Es ist traurig, dass sie eine Person, deren einziges Wissen über Haie aus dem Film ›Der weiße Hai‹ stammt, ins nationale Fernsehen gebracht haben, um diesen Riesenblödsinn zu verbreiten.«
… mit großer Wirkung
Manchmal haben Räuberpistolen im Nahen Osten weitreichende politische Folgen: Der jordanische König Hussein entschied sich im Juni 1967 zum Angriff auf Israel, weil er den falschen ägyptischen Siegesmeldungen, die von Radio Kairo über Kurzwelle verbreitet wurden, Glauben schenkte. Dadurch verlor er die Herrschaft über das 1948 von Jordanien besetzte Westufer des Jordans (West Bank) und die Altstadt von Jerusalem.

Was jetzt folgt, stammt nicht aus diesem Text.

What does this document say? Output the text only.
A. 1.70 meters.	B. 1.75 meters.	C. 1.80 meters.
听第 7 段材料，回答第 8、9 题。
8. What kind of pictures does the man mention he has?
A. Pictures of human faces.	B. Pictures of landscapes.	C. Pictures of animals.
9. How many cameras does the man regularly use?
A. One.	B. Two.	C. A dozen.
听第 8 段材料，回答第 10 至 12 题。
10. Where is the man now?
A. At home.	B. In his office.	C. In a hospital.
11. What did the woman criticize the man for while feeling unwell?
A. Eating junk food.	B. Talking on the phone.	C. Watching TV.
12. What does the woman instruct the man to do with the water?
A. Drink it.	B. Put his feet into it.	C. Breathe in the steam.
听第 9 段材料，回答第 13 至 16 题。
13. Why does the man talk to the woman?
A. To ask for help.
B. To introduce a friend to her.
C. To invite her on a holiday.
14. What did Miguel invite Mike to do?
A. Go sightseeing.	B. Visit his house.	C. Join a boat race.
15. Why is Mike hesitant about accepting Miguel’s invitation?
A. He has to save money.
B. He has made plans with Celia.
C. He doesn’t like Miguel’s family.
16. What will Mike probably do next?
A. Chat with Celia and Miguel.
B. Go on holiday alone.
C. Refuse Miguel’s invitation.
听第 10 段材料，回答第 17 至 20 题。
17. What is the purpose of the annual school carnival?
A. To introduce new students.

Übrigens: Bereits im Oktober 2021 hatte die Hamas dreier ihrer Kampftaucher, die von der israelischen Marine getötet worden waren, als sie während des Kriegs im Mai einen Terroranschlag hatten verüben wollen, als »Märtyrer« gedacht.
Damals war von der Beteiligung eines bewaffneten israelischen Delfins noch keine Rede. Man fragt sich, warum die Hamas diese Information acht Monate lang unter Verschluss gehalten hat.